Fever-Tree has overtaken Schweppes to become the best-selling mixer brand in Britain’s supermarkets.
A festive supermarket sales surge means Fever Tree now holds a 39% market share in the off-trade mixer market, compared to Schweppes’ 31% - though Schweppes still holds a larger share of on-trade sales [IRI 13 weeks to 31 December].
The brand’s range was “appealing not only to loyal customers but also bringing consumers back to the category and importantly attracting a new, younger audience”, said CEO and co-founder Tim Warrilow. “This really proves what we’ve said for a long, time, putting quality and variety back into the category has really broad appeal.”
There was little threat from “copycat competitors”, he added. “All the rest of the premium competitors have actually declined in market share collectively, so I think that’s also one of the most encouraging things for us. Not only are we growing at the rate we are, but premium competitors are not having much effect.”
Fever-Tree’s latest trading update predicts a 66% uplift in sales in its upcoming full-year results, following “significant” market share gains over the year ending 31 December.
Revenues are expected to hit approximately £169m, following a 58% sales surge over the second half of 2017 on the prior year period. UK revenues alone are expected to be roughly 96% ahead of 2016.
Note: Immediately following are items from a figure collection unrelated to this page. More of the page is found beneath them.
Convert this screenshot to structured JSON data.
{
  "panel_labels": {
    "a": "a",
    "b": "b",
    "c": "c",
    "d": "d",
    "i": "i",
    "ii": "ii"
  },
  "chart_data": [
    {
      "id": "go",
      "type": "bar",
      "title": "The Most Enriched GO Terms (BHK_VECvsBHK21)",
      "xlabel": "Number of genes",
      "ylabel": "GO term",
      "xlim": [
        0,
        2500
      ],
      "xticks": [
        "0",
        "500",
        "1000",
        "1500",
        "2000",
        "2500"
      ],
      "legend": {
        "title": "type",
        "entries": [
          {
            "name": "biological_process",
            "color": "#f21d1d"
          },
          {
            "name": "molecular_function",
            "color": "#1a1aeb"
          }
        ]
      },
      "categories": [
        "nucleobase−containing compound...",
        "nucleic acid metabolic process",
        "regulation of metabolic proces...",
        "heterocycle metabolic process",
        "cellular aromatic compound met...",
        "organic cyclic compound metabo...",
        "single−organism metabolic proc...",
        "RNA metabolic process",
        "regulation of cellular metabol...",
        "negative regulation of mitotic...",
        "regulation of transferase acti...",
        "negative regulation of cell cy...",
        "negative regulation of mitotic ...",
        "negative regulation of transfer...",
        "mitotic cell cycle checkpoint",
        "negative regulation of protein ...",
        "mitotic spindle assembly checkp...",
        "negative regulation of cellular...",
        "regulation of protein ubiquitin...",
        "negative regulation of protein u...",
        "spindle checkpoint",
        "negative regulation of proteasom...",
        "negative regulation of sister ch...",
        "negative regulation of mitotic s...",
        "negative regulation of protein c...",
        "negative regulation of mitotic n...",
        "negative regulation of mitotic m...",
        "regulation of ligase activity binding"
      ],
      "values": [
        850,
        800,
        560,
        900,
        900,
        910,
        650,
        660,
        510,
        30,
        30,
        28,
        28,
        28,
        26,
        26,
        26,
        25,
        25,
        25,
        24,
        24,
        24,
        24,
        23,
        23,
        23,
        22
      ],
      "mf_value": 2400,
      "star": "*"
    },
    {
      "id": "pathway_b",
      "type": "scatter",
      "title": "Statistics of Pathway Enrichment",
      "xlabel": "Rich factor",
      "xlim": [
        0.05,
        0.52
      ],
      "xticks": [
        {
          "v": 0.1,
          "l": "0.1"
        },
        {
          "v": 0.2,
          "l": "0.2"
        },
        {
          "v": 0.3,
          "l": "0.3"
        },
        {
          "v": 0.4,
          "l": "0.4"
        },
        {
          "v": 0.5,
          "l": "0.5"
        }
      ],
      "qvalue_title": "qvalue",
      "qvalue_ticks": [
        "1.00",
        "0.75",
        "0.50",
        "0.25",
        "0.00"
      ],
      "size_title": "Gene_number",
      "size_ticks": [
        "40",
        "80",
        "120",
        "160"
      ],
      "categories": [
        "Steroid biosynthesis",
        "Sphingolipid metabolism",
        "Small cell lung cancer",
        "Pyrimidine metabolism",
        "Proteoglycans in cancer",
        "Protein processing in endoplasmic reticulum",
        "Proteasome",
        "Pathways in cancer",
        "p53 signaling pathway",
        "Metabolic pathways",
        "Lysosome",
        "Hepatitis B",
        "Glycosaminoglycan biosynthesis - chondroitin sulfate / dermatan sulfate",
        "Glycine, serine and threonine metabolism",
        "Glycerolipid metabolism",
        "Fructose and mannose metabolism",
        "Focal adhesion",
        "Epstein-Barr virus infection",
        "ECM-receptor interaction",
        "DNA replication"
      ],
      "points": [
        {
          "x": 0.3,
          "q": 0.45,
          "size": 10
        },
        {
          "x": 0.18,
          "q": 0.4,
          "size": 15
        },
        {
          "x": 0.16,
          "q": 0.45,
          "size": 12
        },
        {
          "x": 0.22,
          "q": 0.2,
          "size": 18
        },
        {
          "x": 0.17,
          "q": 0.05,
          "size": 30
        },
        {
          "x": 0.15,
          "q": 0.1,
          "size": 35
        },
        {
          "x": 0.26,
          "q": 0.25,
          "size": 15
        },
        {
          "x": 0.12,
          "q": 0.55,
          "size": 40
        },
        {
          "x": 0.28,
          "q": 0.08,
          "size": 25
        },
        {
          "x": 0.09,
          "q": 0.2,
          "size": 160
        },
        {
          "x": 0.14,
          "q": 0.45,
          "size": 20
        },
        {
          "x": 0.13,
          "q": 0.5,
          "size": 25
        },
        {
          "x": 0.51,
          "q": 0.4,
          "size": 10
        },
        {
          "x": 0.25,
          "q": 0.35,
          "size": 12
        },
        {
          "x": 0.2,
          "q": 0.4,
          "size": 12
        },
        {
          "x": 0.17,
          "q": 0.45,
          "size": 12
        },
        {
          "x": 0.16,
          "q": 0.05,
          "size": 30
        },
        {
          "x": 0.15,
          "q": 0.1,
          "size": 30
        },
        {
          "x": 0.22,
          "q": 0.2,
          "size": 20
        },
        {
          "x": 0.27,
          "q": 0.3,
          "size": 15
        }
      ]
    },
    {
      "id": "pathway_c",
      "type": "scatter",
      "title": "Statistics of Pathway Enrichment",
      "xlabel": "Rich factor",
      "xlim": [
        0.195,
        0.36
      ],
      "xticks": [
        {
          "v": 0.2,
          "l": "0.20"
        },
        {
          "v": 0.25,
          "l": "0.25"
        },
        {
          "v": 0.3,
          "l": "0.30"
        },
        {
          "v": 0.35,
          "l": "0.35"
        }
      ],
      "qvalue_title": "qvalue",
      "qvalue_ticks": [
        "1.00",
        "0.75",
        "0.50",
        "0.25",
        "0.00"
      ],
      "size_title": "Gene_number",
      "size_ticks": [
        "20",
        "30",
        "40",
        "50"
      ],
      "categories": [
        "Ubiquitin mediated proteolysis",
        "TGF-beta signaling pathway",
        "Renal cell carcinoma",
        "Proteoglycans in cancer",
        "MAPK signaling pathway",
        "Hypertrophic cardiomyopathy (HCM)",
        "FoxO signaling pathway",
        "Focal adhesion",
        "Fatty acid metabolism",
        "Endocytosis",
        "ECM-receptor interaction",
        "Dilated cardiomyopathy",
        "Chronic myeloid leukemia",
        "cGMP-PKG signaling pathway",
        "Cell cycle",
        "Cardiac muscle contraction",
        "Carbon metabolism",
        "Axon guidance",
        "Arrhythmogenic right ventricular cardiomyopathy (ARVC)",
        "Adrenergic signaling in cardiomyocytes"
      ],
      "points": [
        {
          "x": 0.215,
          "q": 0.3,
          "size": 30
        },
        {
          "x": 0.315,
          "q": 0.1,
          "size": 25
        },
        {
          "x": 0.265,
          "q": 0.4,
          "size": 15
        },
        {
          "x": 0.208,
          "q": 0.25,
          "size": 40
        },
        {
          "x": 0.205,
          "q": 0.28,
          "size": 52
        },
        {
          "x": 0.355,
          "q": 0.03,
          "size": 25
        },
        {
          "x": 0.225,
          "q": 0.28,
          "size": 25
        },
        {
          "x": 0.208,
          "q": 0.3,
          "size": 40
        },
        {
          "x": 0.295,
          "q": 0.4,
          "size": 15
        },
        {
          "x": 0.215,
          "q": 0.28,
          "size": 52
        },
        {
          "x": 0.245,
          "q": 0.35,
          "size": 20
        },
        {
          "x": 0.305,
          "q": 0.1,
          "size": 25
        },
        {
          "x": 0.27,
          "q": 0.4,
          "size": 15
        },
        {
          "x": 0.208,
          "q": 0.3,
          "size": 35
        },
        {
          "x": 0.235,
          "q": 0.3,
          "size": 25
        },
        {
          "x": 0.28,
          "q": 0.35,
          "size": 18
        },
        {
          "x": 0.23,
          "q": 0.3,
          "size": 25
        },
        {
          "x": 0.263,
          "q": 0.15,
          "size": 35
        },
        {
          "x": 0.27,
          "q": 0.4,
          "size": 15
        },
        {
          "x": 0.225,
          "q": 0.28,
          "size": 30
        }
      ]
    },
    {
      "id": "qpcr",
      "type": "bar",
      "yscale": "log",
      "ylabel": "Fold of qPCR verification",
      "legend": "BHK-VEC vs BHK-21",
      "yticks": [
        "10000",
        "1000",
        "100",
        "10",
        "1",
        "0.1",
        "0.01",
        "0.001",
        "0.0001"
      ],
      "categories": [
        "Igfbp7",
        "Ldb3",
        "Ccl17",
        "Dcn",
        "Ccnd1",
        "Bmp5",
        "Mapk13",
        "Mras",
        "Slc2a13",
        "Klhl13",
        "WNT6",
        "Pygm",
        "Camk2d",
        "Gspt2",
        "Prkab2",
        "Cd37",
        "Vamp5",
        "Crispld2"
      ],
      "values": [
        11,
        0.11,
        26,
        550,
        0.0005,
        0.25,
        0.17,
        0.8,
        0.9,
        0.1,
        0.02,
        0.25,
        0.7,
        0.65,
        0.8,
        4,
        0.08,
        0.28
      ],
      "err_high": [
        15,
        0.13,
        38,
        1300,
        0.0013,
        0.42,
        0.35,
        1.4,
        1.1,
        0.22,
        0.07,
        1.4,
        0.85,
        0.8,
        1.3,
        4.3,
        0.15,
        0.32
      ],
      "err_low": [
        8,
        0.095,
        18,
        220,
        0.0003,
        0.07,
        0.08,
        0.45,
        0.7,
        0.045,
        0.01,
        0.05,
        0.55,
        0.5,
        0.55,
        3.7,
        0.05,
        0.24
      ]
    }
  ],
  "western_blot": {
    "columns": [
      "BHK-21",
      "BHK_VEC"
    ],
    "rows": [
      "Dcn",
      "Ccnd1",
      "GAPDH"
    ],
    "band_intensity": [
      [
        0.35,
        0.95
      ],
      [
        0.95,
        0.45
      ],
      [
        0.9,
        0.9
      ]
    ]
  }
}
Fever-Tree’s domestic performance had been “exceptionally strong”, claimed the brand, which gained “significant market” share from its competitors.
The company also anticipates a 42% uplift in Continental Europe, and a 39% increase in the US, where it opened a new office in December, appointing Charles Gibb as North American CEO. In light of these figures, Fever-Tree aims bring planned investment into its US operations forward.
There was “clear evidence that the same trends of premiumisation and mixability that we’ve previously highlighted are accelerating and we are increasingly excited by the global opportunity this presents, particularly as we transition to our own operations in the US”, said Warrilow.
Fever-Tree’s shares were up 2.26% to 2,490p at the time of writing.
The brand was “a unique asset that offers a leveraged play on premiumisation in spirits”, said Jefferies analyst Edward Mundy. “The mixers category remains ripe for mass disruption and we see runway for strong double digit medium-term growth.”
Warrilow shook off rumours of a potential takeover by Unilever last week, which sent shares surging despite no indication of there being an offer on the table. “Would we entertain an approach? We’ve been asked this question many times and our answer hasn’t changed. We just see so much opportunity ahead. It’s growing and growing - the potential of this market and the fever tree brand. That is genuinely what we’re focussing our attention on.
“Of course, we’re a public company - if someone comes to us with a proposal we have to listed, but what we can achieve on our own steam is very considerable.”